President-Elect Donald Trump is probably experiencing the shortest honeymoon in American political history.
He is the target of massive protests and the focus of riotous mobs, before he even takes the oath of office let alone signs his first law or executive order. Furthermore, he is taking no time off when it comes to preparing his team to undo the Obama Administration’s economy-crushing policies.
Case-in-point: Trump is looking for ways to extract the U.S. from the Paris Climate Agreement.
A source on Trump’s transition team told Reuters that the team was looking for ways to bypass the procedure to leave the Paris accord, which was agreed upon last December. Trump has previously stated his disbelief in global warming. Other global governments, including China, have expressed their reaffirming support for the deal.”It was reckless for the Paris agreement to enter into force before the election,” the source told Reuters on Tuesday.One of the alternatives he said was to withdraw from the 1992 Convention that was a parent to the 2015 Paris accord. It would void U.S. participation in the deal in a year’s time. Trump could also “delete” the U.S. signature from the deal.
However, the Obama Administration intends to carry on until the bitter end.
Despite the threat of a US withdrawal, US secretary of state John Kerry said on Sunday that he would continue his efforts to implement the Paris agreement until Barack Obama leaves office on 20 January.Speaking in New Zealand following a trip to Antarctica, Kerry appeared to take a swipe at Trump when he listed some of the ways in which global warming could already be seen. He said that there were more fires, floods and damaging storms around the world, and sea levels were rising.“The evidence is mounting in ways that people in public life should not dare to avoid accepting as a mandate for action,” Kerry said.
Republican senators have been less than thrilled that President Obama made the climate pact without the advice and consent of their legislative body.

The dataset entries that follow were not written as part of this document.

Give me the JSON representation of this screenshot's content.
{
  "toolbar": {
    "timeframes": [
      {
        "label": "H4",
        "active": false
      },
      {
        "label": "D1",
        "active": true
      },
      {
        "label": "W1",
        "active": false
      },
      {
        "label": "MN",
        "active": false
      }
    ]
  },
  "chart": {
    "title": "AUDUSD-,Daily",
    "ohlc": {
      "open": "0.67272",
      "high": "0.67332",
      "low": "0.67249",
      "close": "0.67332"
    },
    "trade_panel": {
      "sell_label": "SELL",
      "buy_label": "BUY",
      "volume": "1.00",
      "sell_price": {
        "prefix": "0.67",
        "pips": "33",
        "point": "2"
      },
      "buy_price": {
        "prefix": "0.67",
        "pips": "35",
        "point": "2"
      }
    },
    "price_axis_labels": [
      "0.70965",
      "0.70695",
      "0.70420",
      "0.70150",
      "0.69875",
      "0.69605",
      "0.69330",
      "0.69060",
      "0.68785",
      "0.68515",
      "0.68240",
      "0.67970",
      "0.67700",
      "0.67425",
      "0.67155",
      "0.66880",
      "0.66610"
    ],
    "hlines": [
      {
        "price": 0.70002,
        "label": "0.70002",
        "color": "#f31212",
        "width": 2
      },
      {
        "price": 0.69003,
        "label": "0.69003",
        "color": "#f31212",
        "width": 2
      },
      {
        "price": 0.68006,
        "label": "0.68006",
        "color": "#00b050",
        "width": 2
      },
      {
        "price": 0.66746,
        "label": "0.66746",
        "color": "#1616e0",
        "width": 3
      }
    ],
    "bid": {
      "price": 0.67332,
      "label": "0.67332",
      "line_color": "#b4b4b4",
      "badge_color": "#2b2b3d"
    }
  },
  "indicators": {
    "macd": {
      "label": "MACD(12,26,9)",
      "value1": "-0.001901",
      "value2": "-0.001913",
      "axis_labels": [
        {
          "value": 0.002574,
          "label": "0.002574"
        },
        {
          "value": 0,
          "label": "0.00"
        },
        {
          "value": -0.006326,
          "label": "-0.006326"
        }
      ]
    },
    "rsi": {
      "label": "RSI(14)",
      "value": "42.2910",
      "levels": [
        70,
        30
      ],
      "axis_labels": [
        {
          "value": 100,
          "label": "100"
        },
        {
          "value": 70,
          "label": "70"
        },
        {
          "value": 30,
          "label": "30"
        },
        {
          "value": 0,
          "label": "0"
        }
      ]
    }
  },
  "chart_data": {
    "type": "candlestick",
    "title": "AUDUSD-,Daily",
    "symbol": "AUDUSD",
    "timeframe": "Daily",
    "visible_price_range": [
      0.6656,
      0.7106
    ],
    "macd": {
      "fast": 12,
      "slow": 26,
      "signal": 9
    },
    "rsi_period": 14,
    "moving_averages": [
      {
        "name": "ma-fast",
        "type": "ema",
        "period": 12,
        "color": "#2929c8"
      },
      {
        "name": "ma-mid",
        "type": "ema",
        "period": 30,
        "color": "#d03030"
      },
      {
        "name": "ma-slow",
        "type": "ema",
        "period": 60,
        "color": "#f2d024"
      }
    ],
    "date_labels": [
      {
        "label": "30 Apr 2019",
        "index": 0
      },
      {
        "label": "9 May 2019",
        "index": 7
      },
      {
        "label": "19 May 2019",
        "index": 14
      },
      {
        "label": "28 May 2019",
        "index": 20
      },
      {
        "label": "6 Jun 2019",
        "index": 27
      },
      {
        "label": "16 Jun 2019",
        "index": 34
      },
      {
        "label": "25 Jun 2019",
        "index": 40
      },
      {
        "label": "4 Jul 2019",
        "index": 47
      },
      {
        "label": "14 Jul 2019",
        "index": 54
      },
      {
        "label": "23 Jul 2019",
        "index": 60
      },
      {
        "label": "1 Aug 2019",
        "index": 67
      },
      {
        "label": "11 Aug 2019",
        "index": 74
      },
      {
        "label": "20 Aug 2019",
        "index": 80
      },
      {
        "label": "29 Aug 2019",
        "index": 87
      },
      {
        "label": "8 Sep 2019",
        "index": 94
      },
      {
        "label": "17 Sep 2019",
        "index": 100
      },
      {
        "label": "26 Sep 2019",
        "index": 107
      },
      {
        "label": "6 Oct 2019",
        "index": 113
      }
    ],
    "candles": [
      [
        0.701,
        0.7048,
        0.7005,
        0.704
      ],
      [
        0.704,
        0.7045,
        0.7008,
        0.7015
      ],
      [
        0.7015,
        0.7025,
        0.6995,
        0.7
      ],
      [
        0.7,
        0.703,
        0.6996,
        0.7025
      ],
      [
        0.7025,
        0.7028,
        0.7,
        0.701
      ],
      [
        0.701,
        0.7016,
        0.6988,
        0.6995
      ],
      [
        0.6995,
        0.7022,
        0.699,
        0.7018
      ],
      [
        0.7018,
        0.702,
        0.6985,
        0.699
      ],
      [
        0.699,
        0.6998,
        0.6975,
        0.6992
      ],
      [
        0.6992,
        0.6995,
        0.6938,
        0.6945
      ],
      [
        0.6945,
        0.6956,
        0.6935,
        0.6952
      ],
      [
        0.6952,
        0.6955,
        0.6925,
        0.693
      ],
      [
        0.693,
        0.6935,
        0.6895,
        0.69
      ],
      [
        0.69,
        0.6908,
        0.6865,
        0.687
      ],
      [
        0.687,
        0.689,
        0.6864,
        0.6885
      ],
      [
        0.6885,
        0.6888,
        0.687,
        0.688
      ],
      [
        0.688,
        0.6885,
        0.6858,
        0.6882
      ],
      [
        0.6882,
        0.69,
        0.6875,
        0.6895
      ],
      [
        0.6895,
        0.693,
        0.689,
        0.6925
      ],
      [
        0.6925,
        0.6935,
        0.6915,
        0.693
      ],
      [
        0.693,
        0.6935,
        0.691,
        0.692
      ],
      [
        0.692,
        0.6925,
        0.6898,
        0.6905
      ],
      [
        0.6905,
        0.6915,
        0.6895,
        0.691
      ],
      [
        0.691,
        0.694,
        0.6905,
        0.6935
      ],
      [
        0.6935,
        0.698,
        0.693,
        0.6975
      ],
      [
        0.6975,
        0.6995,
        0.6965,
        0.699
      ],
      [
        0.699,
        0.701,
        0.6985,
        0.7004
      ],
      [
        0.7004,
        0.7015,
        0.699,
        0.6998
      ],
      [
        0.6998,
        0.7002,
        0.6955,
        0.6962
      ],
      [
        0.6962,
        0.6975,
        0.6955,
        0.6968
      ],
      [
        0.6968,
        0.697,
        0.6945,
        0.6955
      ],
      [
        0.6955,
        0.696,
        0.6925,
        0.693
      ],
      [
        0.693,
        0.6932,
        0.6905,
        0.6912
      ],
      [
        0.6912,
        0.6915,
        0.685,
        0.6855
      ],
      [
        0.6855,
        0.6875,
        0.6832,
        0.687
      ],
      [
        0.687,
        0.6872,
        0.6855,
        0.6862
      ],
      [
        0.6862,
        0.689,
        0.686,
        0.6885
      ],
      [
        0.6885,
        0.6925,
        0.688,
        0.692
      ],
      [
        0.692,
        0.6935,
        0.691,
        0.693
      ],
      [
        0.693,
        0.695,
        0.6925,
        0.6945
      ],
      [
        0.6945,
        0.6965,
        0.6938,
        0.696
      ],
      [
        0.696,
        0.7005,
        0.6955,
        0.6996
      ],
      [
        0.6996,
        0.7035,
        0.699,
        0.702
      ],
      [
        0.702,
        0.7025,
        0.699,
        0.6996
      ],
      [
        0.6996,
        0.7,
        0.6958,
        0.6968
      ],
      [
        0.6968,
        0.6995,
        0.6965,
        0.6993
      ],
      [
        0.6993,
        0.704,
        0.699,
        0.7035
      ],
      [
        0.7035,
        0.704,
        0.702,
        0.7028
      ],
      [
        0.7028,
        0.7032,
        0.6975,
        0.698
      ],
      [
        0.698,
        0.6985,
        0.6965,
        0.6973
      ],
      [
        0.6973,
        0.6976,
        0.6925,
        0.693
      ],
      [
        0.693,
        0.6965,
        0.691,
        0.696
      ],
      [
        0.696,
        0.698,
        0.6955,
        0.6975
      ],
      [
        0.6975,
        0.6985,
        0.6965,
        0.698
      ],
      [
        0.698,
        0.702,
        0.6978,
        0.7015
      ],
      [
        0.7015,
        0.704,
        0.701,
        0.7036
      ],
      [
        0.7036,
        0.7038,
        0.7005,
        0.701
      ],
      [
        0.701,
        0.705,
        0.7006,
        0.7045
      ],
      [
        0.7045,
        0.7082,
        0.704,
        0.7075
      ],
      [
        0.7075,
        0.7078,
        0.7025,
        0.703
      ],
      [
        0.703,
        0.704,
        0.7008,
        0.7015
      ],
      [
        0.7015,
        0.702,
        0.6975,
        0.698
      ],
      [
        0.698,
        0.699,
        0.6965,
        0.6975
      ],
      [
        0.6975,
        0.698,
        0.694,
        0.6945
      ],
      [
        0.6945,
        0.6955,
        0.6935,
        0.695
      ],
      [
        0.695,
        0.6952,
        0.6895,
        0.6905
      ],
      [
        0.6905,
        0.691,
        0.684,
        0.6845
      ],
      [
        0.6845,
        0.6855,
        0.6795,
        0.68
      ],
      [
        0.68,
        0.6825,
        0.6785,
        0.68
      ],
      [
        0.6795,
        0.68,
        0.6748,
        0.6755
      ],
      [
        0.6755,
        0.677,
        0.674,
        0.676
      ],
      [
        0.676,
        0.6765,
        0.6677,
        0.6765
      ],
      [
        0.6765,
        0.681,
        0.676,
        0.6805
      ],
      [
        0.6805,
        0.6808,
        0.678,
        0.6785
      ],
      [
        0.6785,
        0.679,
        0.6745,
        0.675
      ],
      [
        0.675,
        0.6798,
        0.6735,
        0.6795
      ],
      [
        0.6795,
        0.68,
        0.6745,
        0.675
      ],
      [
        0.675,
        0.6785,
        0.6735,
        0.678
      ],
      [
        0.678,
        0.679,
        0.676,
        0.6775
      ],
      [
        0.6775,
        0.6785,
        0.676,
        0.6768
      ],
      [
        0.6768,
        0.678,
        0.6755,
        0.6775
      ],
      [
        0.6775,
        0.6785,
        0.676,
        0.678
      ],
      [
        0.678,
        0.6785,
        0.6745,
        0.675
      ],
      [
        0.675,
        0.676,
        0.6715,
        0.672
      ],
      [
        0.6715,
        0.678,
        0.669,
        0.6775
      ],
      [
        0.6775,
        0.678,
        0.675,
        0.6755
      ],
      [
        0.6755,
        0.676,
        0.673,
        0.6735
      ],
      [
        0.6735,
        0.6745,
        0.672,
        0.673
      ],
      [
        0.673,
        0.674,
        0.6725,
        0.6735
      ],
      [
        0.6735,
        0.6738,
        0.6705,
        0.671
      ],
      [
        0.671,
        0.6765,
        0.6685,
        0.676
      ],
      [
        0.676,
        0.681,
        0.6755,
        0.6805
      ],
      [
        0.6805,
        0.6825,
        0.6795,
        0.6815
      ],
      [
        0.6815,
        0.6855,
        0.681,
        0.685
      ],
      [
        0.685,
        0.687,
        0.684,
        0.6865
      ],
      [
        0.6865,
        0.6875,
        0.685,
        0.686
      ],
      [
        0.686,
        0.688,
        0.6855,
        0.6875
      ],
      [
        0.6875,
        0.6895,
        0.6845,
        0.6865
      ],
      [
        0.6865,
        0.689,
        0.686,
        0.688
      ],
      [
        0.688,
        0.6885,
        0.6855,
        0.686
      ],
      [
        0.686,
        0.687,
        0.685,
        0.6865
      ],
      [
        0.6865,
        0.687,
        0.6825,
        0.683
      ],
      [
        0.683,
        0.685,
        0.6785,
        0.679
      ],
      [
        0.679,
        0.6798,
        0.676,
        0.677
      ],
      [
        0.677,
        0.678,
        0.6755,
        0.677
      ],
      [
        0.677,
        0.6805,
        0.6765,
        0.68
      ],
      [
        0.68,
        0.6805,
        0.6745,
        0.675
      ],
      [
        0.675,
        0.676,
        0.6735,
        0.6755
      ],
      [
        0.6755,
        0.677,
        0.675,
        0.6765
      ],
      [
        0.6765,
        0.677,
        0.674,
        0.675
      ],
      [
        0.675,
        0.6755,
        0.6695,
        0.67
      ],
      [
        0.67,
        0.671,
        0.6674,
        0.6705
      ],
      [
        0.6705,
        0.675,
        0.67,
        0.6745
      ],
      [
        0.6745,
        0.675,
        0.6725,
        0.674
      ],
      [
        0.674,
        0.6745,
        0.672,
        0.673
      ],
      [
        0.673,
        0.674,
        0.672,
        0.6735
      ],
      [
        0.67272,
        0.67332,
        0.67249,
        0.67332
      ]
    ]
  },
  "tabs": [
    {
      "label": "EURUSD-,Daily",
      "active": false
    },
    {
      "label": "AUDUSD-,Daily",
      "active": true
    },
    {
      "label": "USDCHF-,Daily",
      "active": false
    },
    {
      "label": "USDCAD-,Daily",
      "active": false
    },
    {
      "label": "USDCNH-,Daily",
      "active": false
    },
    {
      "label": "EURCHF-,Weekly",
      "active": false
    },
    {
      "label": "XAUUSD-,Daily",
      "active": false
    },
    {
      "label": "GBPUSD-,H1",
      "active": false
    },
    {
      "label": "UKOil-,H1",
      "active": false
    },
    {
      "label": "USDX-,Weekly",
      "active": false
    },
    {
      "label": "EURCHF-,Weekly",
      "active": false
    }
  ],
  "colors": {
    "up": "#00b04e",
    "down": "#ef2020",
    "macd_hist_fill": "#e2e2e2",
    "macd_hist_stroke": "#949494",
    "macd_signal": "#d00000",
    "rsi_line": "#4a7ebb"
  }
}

They issued a letter to Kerry underscoring this fact.
Thirteen Senate Republicans sent a letter to Secretary of State John Kerry last week stating that “sole executive agreements,” as Obama’s State Department describes Paris, constitute “one of the lowest forms of commitment the United States can make and still be considered a party to an agreement.”Senate Environment and Public Works Committee Chairman Jim Inhofe (R-Okla.), who spearheaded the letter, noted yesterday that Republicans have issued similar warnings for more than a year, “but nobody wanted to believe us.”“The message can no longer be ignored: Americans do not support it when their president sidesteps Congress,” he said in a statement.
Even sweeter is the immediate fiscal impact of Trump’s actions regarding the Paris Climate Agreement.
The Trump victory makes it unlikely that the United States will make good on the $2.5 billion it still owes to the U.N. Green Climate Fund, and the new administration is likely to curtail foreign aid overall.
I noted that Obama had deposited $500 million into the same fund in March of this year, at a time when our Navy Seals were short of combat rifles. The fact that Trump will not empower eco-activists by funding their pseudo-science shenanigans is…delightful.
During the campaign, President Obama warned that electing Trump would undo his work. This threat actually turned out to be a selling point, and the most significant legacy Obama leaves behind is the utter collapse of the Democratic Party.
It appears that President-Elect Trump has done more presidential work on behalf of the American people in less than a week than Obama has done during his entire 8 years.